Newspoem.

Newspoem 31 October 2007

The Rise and Fallacies of the American Empire

Nothing is knowable. With aphoristic sentences we connect data points into triangulated constellations. The trick they use is to announce, in mass media headlines, that "there is a debate." This is the year-long drumbeat that introduced the 2003 invasion of Iraq. There is, it is now said, "a debate"  about the use of nuclear weapons in a preemptive first strike against Iran.

There was never such a debate—the idea has always been unanimously considered horrific. By staging the existence of a "debate" about using nuclear weapons, torture, or invading yet another country, they subtly introduce the falsity that there is a serious school of thought that advocates such atrocities, a school of thought equipped with logical arguments. Then they continue to insinuate the existence of a "debate" for months until people gradually begin to explicitly and consciously reject these amoral idiocies, thereby legitimizing them.

Look, if you heard that there was debate about whether the Earth was shaped like a cube, you might laugh. But if you saw news of this "debate" in the Washington Post every week and let it get to you, you might, by angrily, stubbornly asserting that the Earth was of course very nearly spherical, in no way cube-like—as has been known for centuries, as asserted by photographic evidence from space—start to lend a backhanded credibility to the cubists. You feel and look a little desperate, sputtering about your round Earth.

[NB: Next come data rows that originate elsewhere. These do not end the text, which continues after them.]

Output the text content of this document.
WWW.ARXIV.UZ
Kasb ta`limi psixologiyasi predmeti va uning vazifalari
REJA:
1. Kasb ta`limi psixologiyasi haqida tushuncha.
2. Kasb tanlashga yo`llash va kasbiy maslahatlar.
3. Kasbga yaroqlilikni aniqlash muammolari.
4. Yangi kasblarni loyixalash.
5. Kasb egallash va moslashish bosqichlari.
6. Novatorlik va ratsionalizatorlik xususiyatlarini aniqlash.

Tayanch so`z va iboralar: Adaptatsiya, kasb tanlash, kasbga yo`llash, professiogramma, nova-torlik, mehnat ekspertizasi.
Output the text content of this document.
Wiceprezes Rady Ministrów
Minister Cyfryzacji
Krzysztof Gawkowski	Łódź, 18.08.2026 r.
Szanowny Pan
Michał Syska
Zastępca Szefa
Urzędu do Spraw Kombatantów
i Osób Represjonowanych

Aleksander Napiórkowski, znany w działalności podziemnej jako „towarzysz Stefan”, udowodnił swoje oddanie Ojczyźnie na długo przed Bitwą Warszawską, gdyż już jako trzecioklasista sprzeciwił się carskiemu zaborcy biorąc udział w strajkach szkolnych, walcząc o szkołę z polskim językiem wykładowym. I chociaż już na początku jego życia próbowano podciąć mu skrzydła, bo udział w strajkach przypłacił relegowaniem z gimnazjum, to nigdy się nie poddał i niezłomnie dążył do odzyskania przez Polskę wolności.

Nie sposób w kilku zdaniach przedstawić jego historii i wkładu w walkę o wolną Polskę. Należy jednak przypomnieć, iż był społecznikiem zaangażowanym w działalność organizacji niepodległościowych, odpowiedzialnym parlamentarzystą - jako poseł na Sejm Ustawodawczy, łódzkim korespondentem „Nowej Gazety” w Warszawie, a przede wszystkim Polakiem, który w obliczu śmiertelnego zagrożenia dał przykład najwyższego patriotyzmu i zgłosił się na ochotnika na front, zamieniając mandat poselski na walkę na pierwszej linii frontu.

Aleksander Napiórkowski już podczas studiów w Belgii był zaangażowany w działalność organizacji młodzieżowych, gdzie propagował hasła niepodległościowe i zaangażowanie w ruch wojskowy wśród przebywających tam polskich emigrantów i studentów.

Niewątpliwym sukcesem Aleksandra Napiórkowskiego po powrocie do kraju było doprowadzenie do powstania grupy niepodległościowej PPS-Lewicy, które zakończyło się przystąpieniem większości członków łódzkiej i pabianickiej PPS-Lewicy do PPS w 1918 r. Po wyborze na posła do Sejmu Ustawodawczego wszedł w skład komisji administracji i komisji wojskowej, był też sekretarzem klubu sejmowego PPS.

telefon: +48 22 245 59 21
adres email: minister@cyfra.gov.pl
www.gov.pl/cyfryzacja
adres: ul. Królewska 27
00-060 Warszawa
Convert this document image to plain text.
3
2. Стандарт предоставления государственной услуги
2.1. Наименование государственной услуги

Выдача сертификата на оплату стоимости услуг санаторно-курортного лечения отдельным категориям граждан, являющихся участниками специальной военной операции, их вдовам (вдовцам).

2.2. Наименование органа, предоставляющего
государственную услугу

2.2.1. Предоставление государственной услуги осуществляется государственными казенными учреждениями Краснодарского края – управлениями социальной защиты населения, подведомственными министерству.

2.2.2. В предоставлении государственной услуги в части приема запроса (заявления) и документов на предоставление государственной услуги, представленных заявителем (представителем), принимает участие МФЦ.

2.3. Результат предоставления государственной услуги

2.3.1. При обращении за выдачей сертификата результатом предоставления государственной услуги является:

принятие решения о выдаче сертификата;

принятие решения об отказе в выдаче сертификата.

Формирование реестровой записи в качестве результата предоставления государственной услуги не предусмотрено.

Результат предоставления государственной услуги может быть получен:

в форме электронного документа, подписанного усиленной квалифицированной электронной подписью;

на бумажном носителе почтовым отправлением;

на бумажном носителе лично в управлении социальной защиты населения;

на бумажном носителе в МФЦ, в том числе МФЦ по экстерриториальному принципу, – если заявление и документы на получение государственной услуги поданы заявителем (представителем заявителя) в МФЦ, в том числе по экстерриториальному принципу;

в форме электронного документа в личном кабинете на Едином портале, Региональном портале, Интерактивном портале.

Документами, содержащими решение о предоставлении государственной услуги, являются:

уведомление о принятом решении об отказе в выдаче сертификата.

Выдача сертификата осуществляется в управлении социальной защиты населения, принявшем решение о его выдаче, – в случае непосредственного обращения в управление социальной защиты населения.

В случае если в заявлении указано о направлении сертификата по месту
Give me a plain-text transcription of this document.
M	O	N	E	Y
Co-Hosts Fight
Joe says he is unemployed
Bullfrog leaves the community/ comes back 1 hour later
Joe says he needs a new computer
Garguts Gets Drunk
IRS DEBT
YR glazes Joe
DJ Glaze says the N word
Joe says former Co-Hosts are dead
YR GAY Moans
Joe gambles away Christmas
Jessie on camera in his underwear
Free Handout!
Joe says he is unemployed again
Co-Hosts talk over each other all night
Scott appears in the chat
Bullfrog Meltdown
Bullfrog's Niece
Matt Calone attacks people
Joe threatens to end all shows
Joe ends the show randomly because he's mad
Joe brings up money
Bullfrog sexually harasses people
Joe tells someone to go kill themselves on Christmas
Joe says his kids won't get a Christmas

The idea of a nuclear first strike against a non-nuclear nation with no means nor threats to launch any sort of effective military attack against the US is absurd, abhorrent, overthrows six decades of common sense and credible science, undermines two millennia of moral thought, serves no coherent geopolitical, diplomatic, or economic goal, NOT EVEN PURE SELF-INTEREST, and can only fuck the world for everybody including the rich and powerful who support the idea. But every day I seem to read a little more about this "debate."

Our grandparents complained about how soft and easy our life is. So too may our grandchildren, living in a world without trees after the last fiery nuclear fall.

In this autumnal light, nothing can make sense. Nuclear weapons destroy all life. Nuclear weapons destroy meaning. Bush and Cheney destroy meaning. Unelected ideas have come to power in a once democratically-controlled language.